In practice, this means you can standardise model selection, framing, style families, and output rules, then push those choices through repeatable API calls for broader assortments. The signed audit trail per asset also supports governance when many teams touch the same catalog. A strong rollout path is to approve a handful of scene templates in the browser first, then encode those patterns into your production pipeline once the visual system is locked.

How do small teams and large catalog operations use the same AI Widescreen Video Generator without losing control?

They use the same product, but at different levels of throughput. A small team might direct one widescreen launch reel in the browser, checking garment fidelity and choosing a style preset by hand. A larger catalog operation might lock the same model, framing rules, and scene logic, then run batches through the API across a broad product set. Because the controls and output rules stay aligned, the workflow scales without forcing the team to relearn the tool as volume grows.

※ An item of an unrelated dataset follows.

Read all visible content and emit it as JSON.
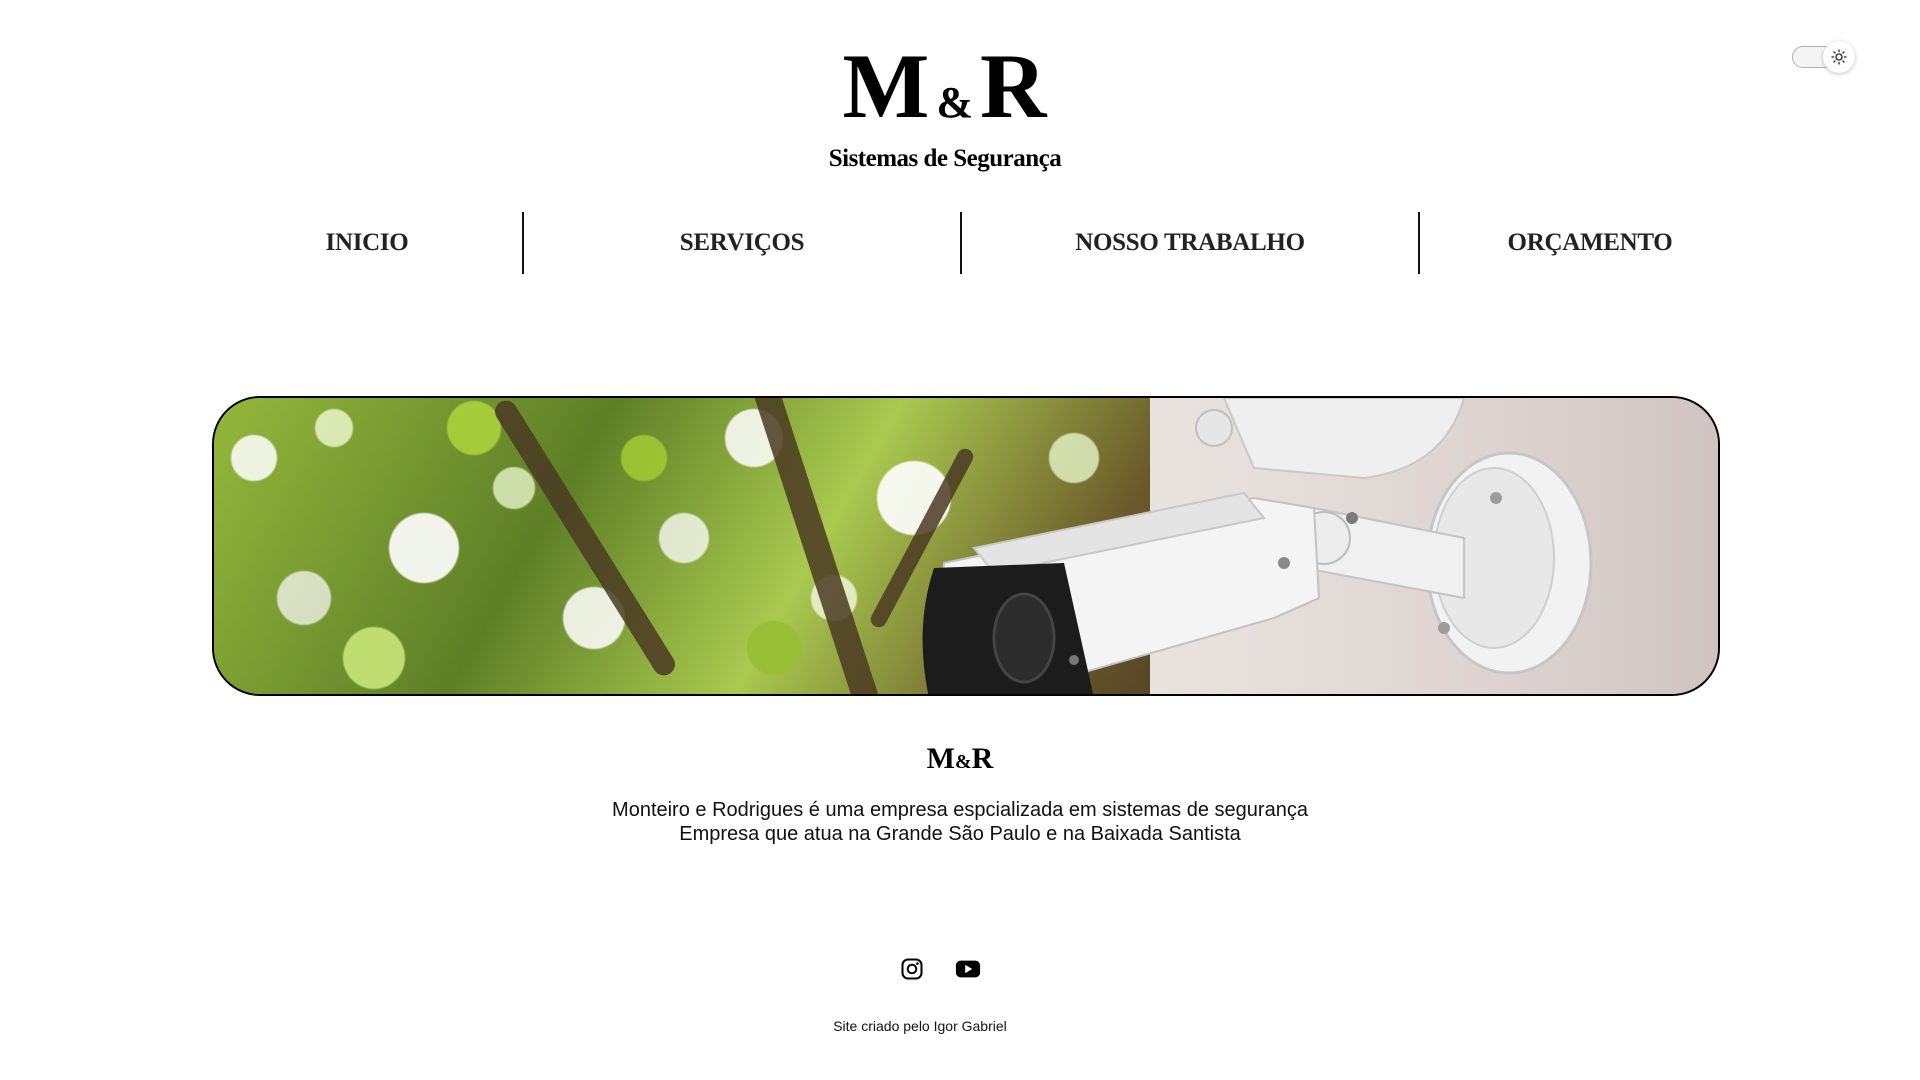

That consistency is the real advantage. Pricing does not shift into a different core product, tokens do not expire, failed generations refund their tokens, and the rights and provenance model remain intact whether you are producing one asset or thousands. The practical lesson for teams is to define the visual system once, document the approved controls, and let RAWSHOT support both creative direction and operational scale from the same foundation.